How consumer advocates can get involved and have their voices heard
- Submit public comments and/or questions on how you believe mergers would affect consumers. Email firstname.lastname@example.org or send by U.S. mail to Administrative Procedure Division, 2 Martin Luther King Jr., Drive, West Tower, Suite 1016, Atlanta, GA 30334
- Attend the hearing on the pending Aetna-Humana and Anthem-Cigna mergers. To receive meeting notifications, subscribe here
- Georgians for a Healthy Future plans to submit public comments and provide testimony. If you would like to learn more about our comments and sign onto them as a partner organization, contact Meredith Gonsahn at email@example.com.
How to ensure that bigger means better for consumers
Georgians for a Healthy Future looks forward to participating in the public commenting process.
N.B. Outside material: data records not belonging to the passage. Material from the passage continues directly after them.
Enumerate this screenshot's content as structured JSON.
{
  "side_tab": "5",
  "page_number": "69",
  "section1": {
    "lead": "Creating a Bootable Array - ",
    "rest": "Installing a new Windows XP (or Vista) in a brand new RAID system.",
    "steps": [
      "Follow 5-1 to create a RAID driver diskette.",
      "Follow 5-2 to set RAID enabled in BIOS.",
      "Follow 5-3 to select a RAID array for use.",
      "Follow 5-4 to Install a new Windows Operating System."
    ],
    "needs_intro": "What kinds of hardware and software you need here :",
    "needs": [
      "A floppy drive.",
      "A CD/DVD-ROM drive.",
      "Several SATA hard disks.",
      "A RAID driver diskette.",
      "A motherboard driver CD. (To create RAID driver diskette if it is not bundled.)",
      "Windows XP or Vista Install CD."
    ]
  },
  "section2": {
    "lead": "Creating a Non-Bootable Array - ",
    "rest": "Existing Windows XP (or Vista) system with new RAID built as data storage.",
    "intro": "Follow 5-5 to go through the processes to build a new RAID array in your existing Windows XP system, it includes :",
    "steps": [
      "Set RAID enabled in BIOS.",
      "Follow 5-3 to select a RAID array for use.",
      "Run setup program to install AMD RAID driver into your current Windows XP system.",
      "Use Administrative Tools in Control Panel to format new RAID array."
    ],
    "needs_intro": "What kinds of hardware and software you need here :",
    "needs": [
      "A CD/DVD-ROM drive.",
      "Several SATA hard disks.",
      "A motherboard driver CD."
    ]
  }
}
Over the next month, we will release a policy brief on insurance mergers to help inform our partner organizations and submit public comments to Georgia’s DOI. We will put forth recommendations of merger approval conditions for premium stability, network adequacy, value-based coverage, consumer protections, and regulatory oversight. We recommend that Georgia’s DOI carefully consider whether or not to approve each merger and which remedies best address the expected concerns of and effects on consumers.
Once the mergers are approved they cannot be reversed. Therefore, we urge extreme caution in reviewing whether the mergers should be approved at all. If, at the end of the comment and review period, the DOI has a high degree of certainty that the mergers can benefit consumers, the DOI should set conditions for approval by which insurers should be held accountable to ensure consumers realize these benefits.